# Posting for the first time



## koswoli (Oct 16, 2017)

I'm a new member and trying to make a post. I keep getting an error code or just a blank screen. The preview won't load either. However in this section it's loading. As a new member, do I need to do anything before being able to post, aside from activating my account via email?


----------



## sokillme (Jun 10, 2016)

This site is notoriously broken. Use an add blocker it helps.


----------



## Administrator (May 8, 2013)

Can you please also tell us your browser and what the error is?

Kyle


----------



## koswoli (Oct 16, 2017)

Yungster said:


> Can you please also tell us your browser and what the error is?
> 
> Kyle


I have tried on Firefox, Chrome and Safari. Firefox and Safari just go to a blank white screen. Chrome goes to a white screen that says "This page isn't working talkaboutmarriage.com is currently unable to handle this request HTTP ERROR 500." No error in this category, but I'm unable to post in any other category.


----------



## Emerging Buddhist (Apr 7, 2016)

iPad or Mac?

I use macBook Pro 10.13 with Safari and Ka-Block Safari extension and it works well.


----------



## Affaircare (Jan 11, 2010)

I am using Win10 with Chrome and Adblock extension and it works well. 

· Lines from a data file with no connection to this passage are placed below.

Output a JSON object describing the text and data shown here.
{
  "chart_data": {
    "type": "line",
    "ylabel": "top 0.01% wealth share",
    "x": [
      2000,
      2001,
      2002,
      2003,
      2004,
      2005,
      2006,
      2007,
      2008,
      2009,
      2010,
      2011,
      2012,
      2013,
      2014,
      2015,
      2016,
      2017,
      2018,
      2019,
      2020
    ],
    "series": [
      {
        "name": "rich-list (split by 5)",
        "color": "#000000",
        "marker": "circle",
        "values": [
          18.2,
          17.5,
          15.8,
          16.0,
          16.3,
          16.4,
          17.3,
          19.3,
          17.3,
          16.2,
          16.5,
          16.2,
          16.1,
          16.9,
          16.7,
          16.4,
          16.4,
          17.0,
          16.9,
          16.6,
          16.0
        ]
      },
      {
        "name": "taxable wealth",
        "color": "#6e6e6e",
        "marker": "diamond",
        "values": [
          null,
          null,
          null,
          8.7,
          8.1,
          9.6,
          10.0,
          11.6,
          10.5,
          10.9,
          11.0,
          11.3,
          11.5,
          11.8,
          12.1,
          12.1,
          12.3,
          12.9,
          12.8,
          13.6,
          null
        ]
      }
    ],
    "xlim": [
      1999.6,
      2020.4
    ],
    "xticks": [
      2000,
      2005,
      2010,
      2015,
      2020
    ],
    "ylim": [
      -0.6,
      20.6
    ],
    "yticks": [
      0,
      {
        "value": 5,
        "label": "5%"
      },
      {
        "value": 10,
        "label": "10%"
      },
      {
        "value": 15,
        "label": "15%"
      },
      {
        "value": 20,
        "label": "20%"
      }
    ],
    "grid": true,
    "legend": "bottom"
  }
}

I wonder if this is somehow related to the https:// new rule? Have you tried adding https:// to the front of the talk about marriage address in the address bar?


----------



## Administrator (May 8, 2013)

Hello there,

If you put "https://" then the forum will send you to an error page. Did you also try removing your cache and cookies?
Give that a try and let us know if there are any improvements.

Best regards,

Edward


----------



## SAMHAIN (Feb 2, 2018)

I'm having the same issue trying to post a new topic. I just signed up today. Using Chrome on Windows 10. Tried in both incognito and regular mode.


----------



## SAMHAIN (Feb 2, 2018)

SAMHAIN said:


> I'm having the same issue trying to post a new topic. I just signed up today. Using Chrome on Windows 10. Tried in both incognito and regular mode.


Just tried creating a thread from my Andoid phone, still getting the HTTP500 error.


----------



## Administrator (May 8, 2013)

Hey there @SAMHAIN,

I looked into your account and it seems that you are already able to post.
Are you still having issues posting?

Ed


----------